The concept researchers call “regenerative urbanism” moves beyond static master plans toward urban systems that can adapt, learn and respond to changing conditions. Drawing inspiration from biology and neuroscience, it treats cities less like fixed objects and more like living systems capable of anticipating risk and adjusting behavior over time. In wildfire contexts, that means designing urban forms, infrastructures and governance models that absorb, redirect and reduce harm rather than simply resist it.
In an interview with Archinect, Abe and Inaba described the research as an effort to envision “a new ecology of coexistence, a new interface of wilderness and city, an adaptive framework for human and other species.” They emphasized that fire must be understood not only as a physical phenomenon shaped by climate and terrain, but also as an economic and political one.

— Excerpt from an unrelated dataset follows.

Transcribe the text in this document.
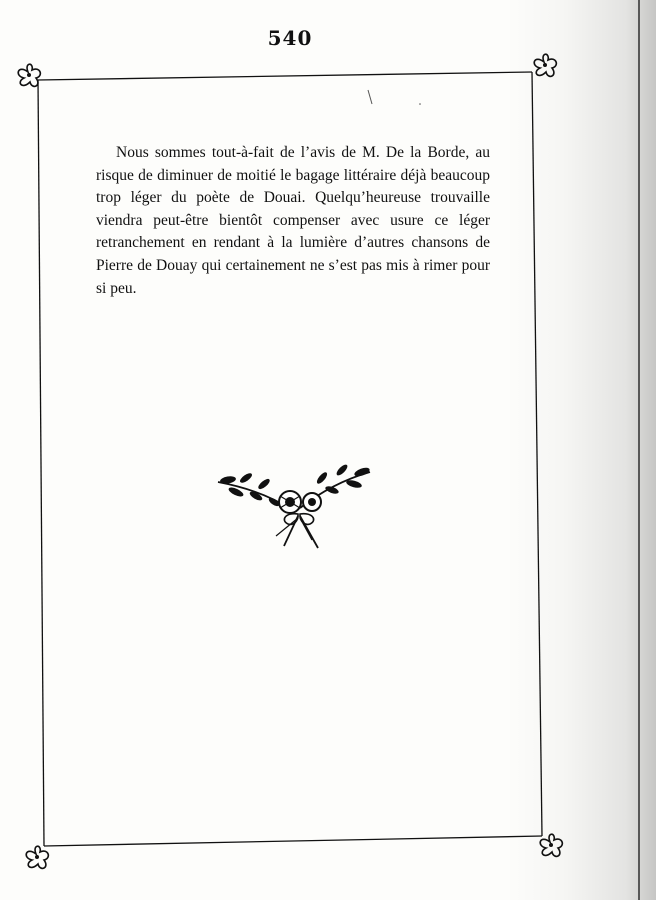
540

Nous sommes tout-à-fait de l’avis de M. De la Borde, au risque de diminuer de moitié le bagage littéraire déjà beaucoup trop léger du poète de Douai. Quelqu’heureuse trouvaille viendra peut-être bientôt compenser avec usure ce léger retranchement en rendant à la lumière d’autres chansons de Pierre de Douay qui certainement ne s’est pas mis à rimer pour si peu.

The Los Angeles region is naturally predisposed to wildfire due to its climate, vegetation and topography, conditions amplified by rising temperatures and prolonged drought. Fires here are ecological and social events, affecting housing, transportation, labor, insurance and public safety—often deepening inequities. By examining fire as both a technical and civic issue, the research underscored the need for coordinated solutions spanning architecture, engineering, planning and public policy.
This work was part of ArcDR³ (Architecture and Urban Design for Disaster Risk Reduction and Resilience), a global initiative of the Association of Pacific Rim Universities (APRU) Multi-Hazards Program, partnering with IRIDeS at Tohoku University and Miraikan in Japan to bring together 11 universities from disaster-prone regions. Through collaborative research studios, events and publications, the initiative integrates design and research to advance disaster resilience and inform future global standards for risk reduction.